Nurturing a healthy culture at work is not just a matter of explaining and reinforcing a static message to each worker. Fresh people, ideas, and projects rejuvenate companies—and, if management is open enough, culture can be refreshed as well. Allowing company culture to evolve along with work habits, personalities, and the industry isn’t a compromise, it is a survival strategy.

Values: Accommodate, Don’t Instill

Accounting for cultural values as the face of the modern workforce changes is a priority for successful managers. Millennials, Generations X and Y, and Baby Boomers are all carrying their own, generational sets of expectations, demands, and limitations to work with them. Trying to wring homogeneity from such an eclectic mix is not going to bring the team together and unite their respective visions of company culture.

Workers of all ages are much savvier than they often get credit for. Company manifestos, mission statements, and posters replete with pithy values and aphorisms can’t compete with the notions employees are already bringing with them to any job. Managers can’t necessarily impose the values they want on their teams; rather, they are learning to embrace the things employees subscribe to.

That is not to say management has no say in fostering a company’s value-focus. The important element here is being flexible with respect to the different voices in a company, rather than rigidly adhering to a particular, predetermined set of values. When interests align, emphasize it and create a teachable moment; when someone is missing from the equation, make sure they have a means to be heard. People want to express their values, not receive instruction in what their values ought to be.
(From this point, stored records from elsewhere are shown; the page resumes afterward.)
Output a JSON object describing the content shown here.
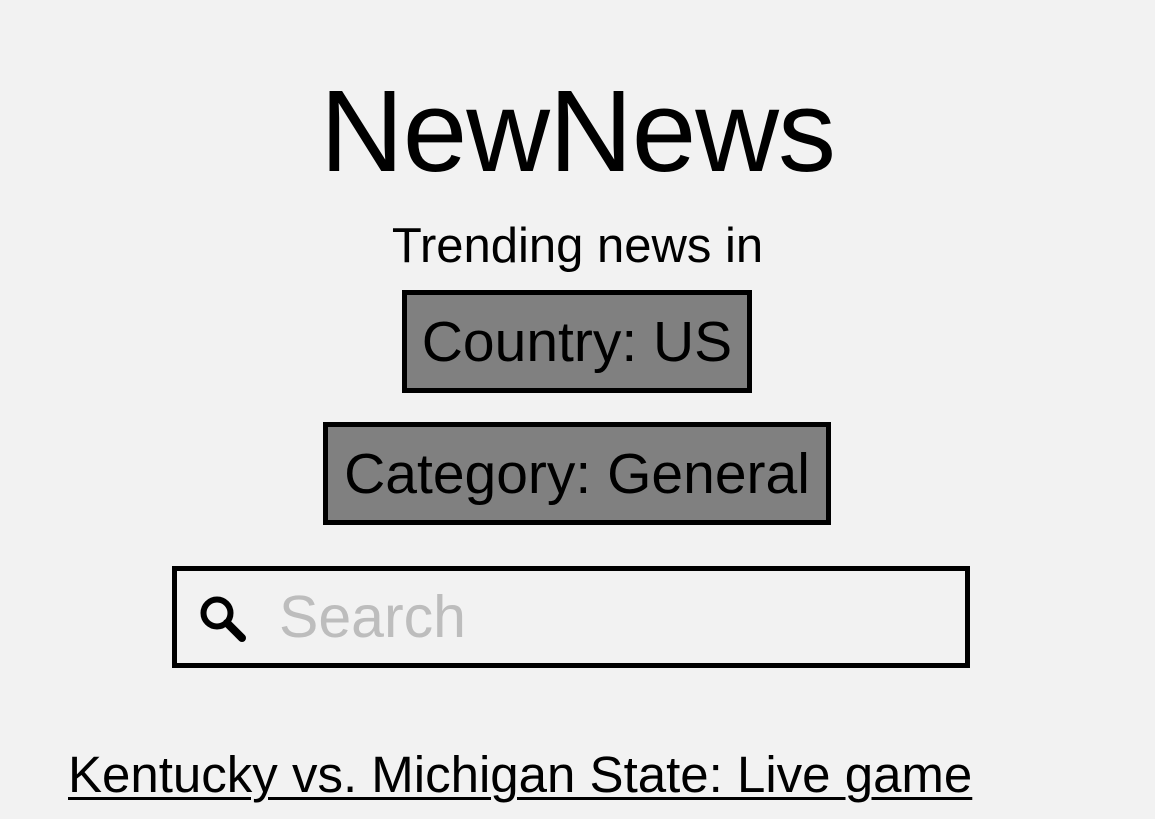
{
  "header": {
    "title": "NewNews",
    "subtitle": "Trending news in"
  },
  "filters": {
    "country_label": "Country: US",
    "category_label": "Category: General"
  },
  "search": {
    "icon": "search-icon",
    "placeholder": "Search",
    "value": ""
  },
  "articles": [
    {
      "title": "Kentucky vs. Michigan State: Live game"
    }
  ],
  "colors": {
    "background": "#f2f2f2",
    "button_fill": "#808080",
    "border": "#000000",
    "placeholder": "#bdbdbd"
  }
}
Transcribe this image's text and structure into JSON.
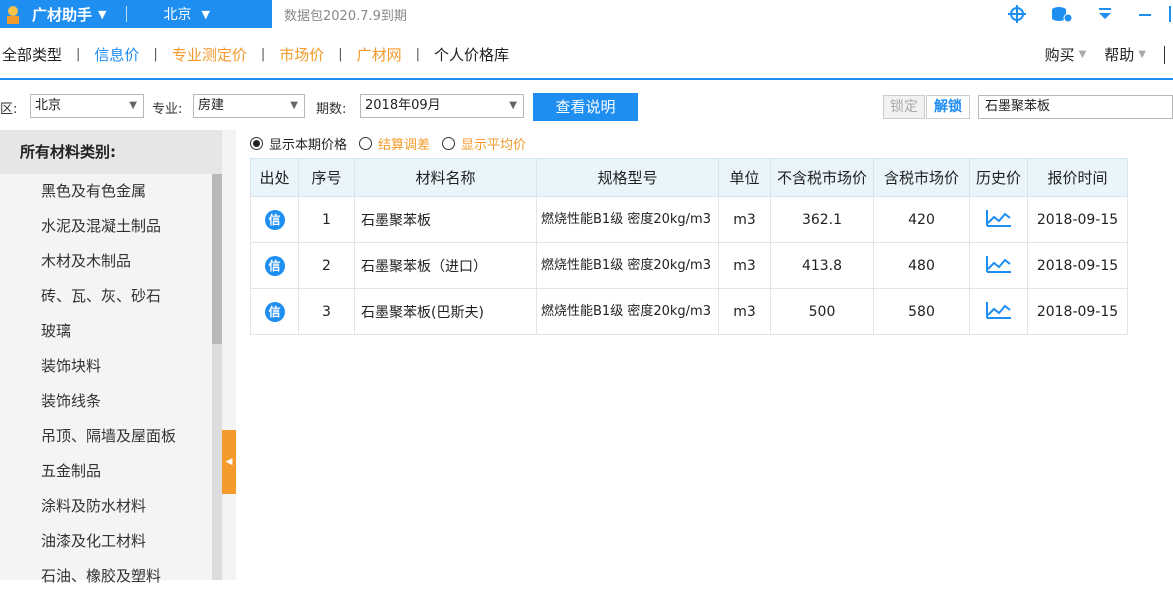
{
  "titlebar": {
    "app_name": "广材助手",
    "city": "北京",
    "expire_text": "数据包2020.7.9到期"
  },
  "nav": {
    "all_types": "全部类型",
    "info_price": "信息价",
    "pro_price": "专业测定价",
    "market_price": "市场价",
    "gcw": "广材网",
    "personal": "个人价格库",
    "buy": "购买",
    "help": "帮助"
  },
  "filters": {
    "region_label": "区:",
    "region_value": "北京",
    "major_label": "专业:",
    "major_value": "房建",
    "period_label": "期数:",
    "period_value": "2018年09月",
    "view_button": "查看说明",
    "lock_button": "锁定",
    "unlock_button": "解锁",
    "search_value": "石墨聚苯板"
  },
  "sidebar": {
    "header": "所有材料类别:",
    "items": [
      "黑色及有色金属",
      "水泥及混凝土制品",
      "木材及木制品",
      "砖、瓦、灰、砂石",
      "玻璃",
      "装饰块料",
      "装饰线条",
      "吊顶、隔墙及屋面板",
      "五金制品",
      "涂料及防水材料",
      "油漆及化工材料",
      "石油、橡胶及塑料"
    ]
  },
  "radios": {
    "current": "显示本期价格",
    "settlement": "结算调差",
    "average": "显示平均价"
  },
  "table": {
    "headers": [
      "出处",
      "序号",
      "材料名称",
      "规格型号",
      "单位",
      "不含税市场价",
      "含税市场价",
      "历史价",
      "报价时间"
    ],
    "rows": [
      {
        "source": "信",
        "no": "1",
        "name": "石墨聚苯板",
        "spec": "燃烧性能B1级 密度20kg/m3",
        "unit": "m3",
        "price_ex": "362.1",
        "price_in": "420",
        "date": "2018-09-15"
      },
      {
        "source": "信",
        "no": "2",
        "name": "石墨聚苯板（进口）",
        "spec": "燃烧性能B1级 密度20kg/m3",
        "unit": "m3",
        "price_ex": "413.8",
        "price_in": "480",
        "date": "2018-09-15"
      },
      {
        "source": "信",
        "no": "3",
        "name": "石墨聚苯板(巴斯夫)",
        "spec": "燃烧性能B1级 密度20kg/m3",
        "unit": "m3",
        "price_ex": "500",
        "price_in": "580",
        "date": "2018-09-15"
      }
    ]
  },
  "colors": {
    "accent": "#1f8ef1",
    "orange": "#f39a2b"
  }
}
Teams: Coordinate, Don’t Delegate

This one is trickier. Conventional wisdom says that the ability to delegate is a critical managerial talent—which is true. But what project managers are finding across industries is that setting specific tasks to teams assembly-line style may not be as effective as encouraging collaboration.

Even in medicine, where roles, titles, and duties are assigned on the basis of specialization, experts are finding ways to improve outcomes by getting different players to think not just about their own needs and actions, but how they must interact to achieve a shared goal.

The University of Cincinnati’s Nursing School put this very idea to the test in a recent, multi-million dollar project in which medical students underwent collaborative cross-training, covering both the mental and physical aspects of care, as well as breaking technology and best practices associated with comprehensive care. By instilling a sense of inter-professional awareness, both caregivers and patients experienced more success, a greater sense of team accomplishment, and a heightened awareness of the field in which they operate.

What this lesson shows is that although specialized skills warrant specialized task delegation, workers perform better when they understand and witness how their work interacts with others’. Cross-training and collaborative engagement between different teams, departments, and even projects all creates a heightened sense of awareness and sense of community. Projects are holistic, even if the requisite tasks can be isolated, and workers benefit from exposure to everyone’s efforts, not just their own.

The speed of change in all sectors has devalued planning skills in management; what the world really needs is people who can adapt. Leading organizations is synonymous with managing change, and project managers exemplify how to stay adept and responsive in a chaotic environment. Once you see your organization as a work in progress, you are ready to start managing it another as another project.